Tudo aquilo que é chamado amor.

Taquicardia, pupilas dilatadas, tremor no corpo, excitação e entre outros sintomas que se confluem na redoma do inexorável: abastecidos por mero desequilíbrio químico no cérebro ou algo inexplicavelmente humano? “[…] O amor, porém é maior que tudo, do que todos. Até a dor se vai quando o olhar é natural. […]” Nunca pararemos de refletir – mesmo que de forma idílica – sobre este fogo que arde sem doer e desta forma, visto que no decorrer das várias fases da vida se adquire novas experiências, a interpretação se transforma.

Tendo isto em mente, quis transcrever uma cogitação Nietzscheniana sobre tal, do livro “A Gaia Ciência”.

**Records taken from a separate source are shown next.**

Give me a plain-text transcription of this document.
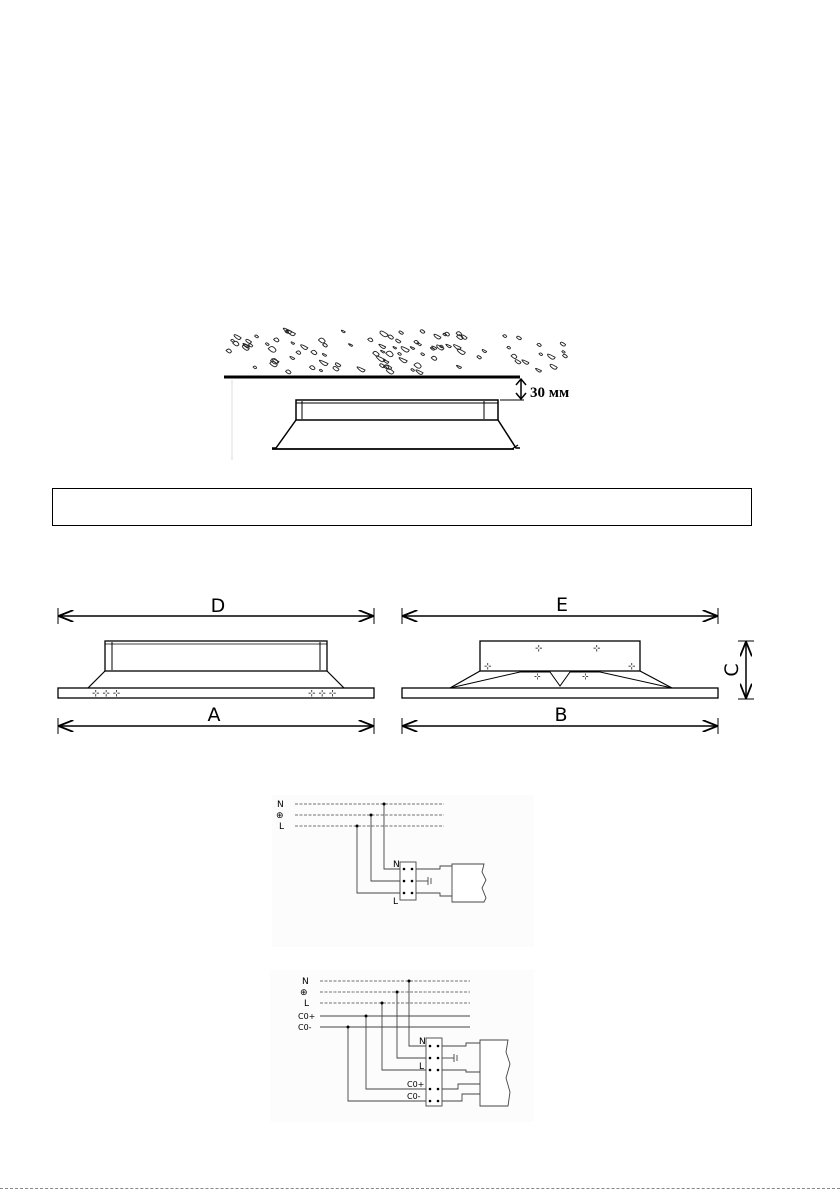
30 мм
D	E
⊹ ⊹ ⊹	⊹ ⊹ ⊹
⊹	⊹
⊹	⊹
⊹	⊹	C
A	B
N
⊕
L
N
L
N
⊕
L
C0+
C0-
N
L
C0+
C0-
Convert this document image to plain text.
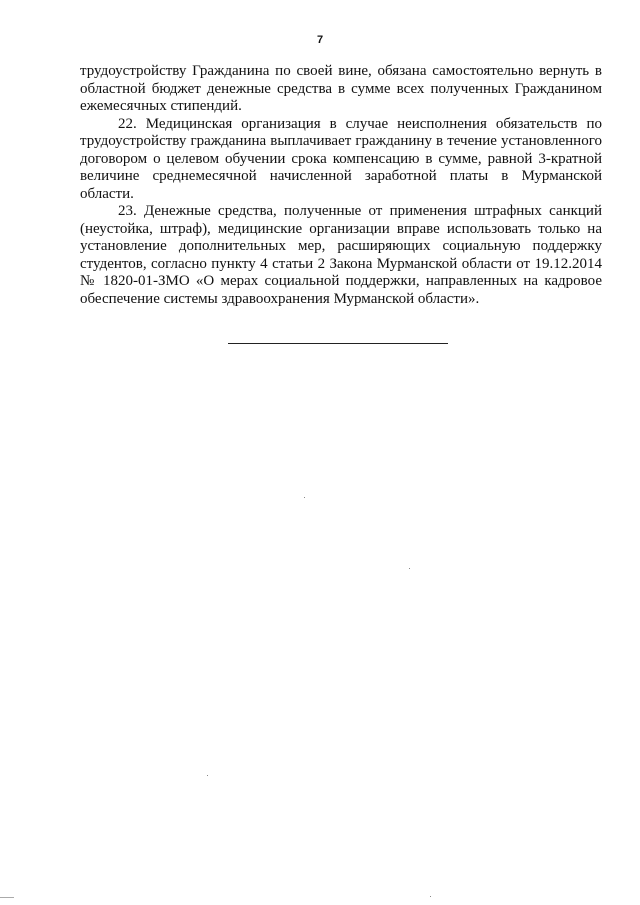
7

трудоустройству Гражданина по своей вине, обязана самостоятельно вернуть в областной бюджет денежные средства в сумме всех полученных Гражданином ежемесячных стипендий.

22. Медицинская организация в случае неисполнения обязательств по трудоустройству гражданина выплачивает гражданину в течение установленного договором о целевом обучении срока компенсацию в сумме, равной 3-кратной величине среднемесячной начисленной заработной платы в Мурманской области.

23. Денежные средства, полученные от применения штрафных санкций (неустойка, штраф), медицинские организации вправе использовать только на установление дополнительных мер, расширяющих социальную поддержку студентов, согласно пункту 4 статьи 2 Закона Мурманской области от 19.12.2014 № 1820-01-ЗМО «О мерах социальной поддержки, направленных на кадровое обеспечение системы здравоохранения Мурманской области».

Cobiça e amor: que diferença nos sentimentos que cada uma dessas palavras nos causa! – e, no entanto, não se trata nos dois casos do mesmo instinto sob dois nomes diferentes? O primeiro vocábulo não provem daqueles que já possuem, em quem o instinto de posse já se acalmou um pouco e que temem agora por seus “bens”? O segundo, dos insatisfeitos e dos ávidos que acham “bom” esse instinto! Nosso “amor ao próximo” não é um desejo imperioso de nova propriedade?

E não ocorre o mesmo com nosso amor pela ciência, pela verdade e, em geral, com todo desejo de novidade? Nós nos cansamos aos poucos daquilo que possuímos há muito tempo e com toda segurança e nos pomos a estender novamente as mãos; mesmo a mais bela paisagem onde vivemos mais de três meses deixa de nos agradar e qualquer margem distante excita nossa cobiça. O objeto da posse diminui geralmente pelo fato de ser possuído.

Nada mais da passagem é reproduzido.